The auditorium is fan-shaped and decorated in gold and burgundy with seating for 3,794 and 245 standing positions on six levels. Over 4,000 squares of gold leaf cover the domed petal-shaped ceiling from which the 21 crystal chandeliers hang. The walls of the auditorium are paneled in kevazingo bubinga, a rosewood noted for its acoustic quality. The auditorium is known to be acoustically significant—small conversation and quiet moments in music can be heard well at the top of the Family Circle some 146 ft away from the stage. As a result, the Opera House is the only Lincoln Center auditorium that has not been rebuilt because of acoustic problems. The square gold proscenium is 54 ft wide and 54 ft high. The main curtain of custom-woven gold damask, a gift of the Metropolitan Opera Club, is the largest tab curtain in the world. Above the proscenium is an untitled bronze sculpture by Mary Callery. The orchestra pit is very large and open to the auditorium, with the capacity for up to 110 musicians.

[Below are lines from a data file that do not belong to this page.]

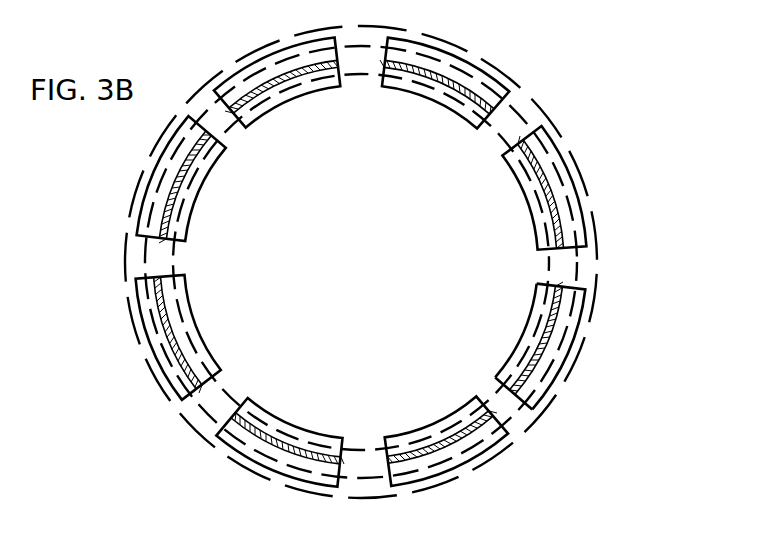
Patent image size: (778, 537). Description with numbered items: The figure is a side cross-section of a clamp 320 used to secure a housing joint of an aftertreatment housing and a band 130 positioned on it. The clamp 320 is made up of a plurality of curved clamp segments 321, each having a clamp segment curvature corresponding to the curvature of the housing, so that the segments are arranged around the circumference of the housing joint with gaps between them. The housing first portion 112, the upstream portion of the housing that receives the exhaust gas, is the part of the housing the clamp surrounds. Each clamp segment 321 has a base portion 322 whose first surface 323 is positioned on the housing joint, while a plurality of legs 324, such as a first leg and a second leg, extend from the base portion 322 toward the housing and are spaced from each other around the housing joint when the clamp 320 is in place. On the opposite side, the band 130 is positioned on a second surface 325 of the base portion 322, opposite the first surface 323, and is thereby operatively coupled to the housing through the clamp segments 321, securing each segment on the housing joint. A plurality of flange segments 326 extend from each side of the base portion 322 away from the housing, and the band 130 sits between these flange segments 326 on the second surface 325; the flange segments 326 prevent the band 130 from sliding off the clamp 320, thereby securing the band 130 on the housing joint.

The clamp 320 is at (581, 96).
The clamp segment 321 is at (470, 54).
The band 130 is at (582, 170).
The housing first portion 112 is at (556, 236).
The flange segment 326 is at (578, 315).
The first surface 323 is at (542, 342).
The base portion 322 is at (528, 368).
The leg 324 is at (518, 378).
The second surface 325 is at (518, 432).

The stage complex is one of the largest and most complex of its kind in the world, extending 80 ft deep from the curtain line to the rear wall. The overall dimensions of the stage with wing space are 90 ft deep and 103 ft wide. The stage contains 7 hydraulic elevators that are 60 ft wide, with double decks; three slipstages (large spaces on either side of and behind the main stage, each capable of holding a complete stage setting), the upstage one containing a 60 ft diameter turntable; 103 motorized battens (linesets) for overhead lifting; and two 100 ft-tall fully enveloping cycloramas.

The large and highly mechanized stage and support space smoothly facilitates the rotating presentation of up to four different opera productions each week. The auditorium occupies a fourth of the building's interior area; massive storage spaces below the stage allow for production storage within the opera house, and large workshops for scenery construction, costumes, wigs, and electric equipment, as well as kitchens, offices, an employee canteen, and dressing room spaces for the principals, chorus, supernumeraries, ballet, and children's chorus surround the stage complex on multiple floors. Two large rehearsal halls (situated three floors below the stage) have nearly the dimensions of the Main Stage, allowing for blocking rehearsals, and space for full orchestra setups.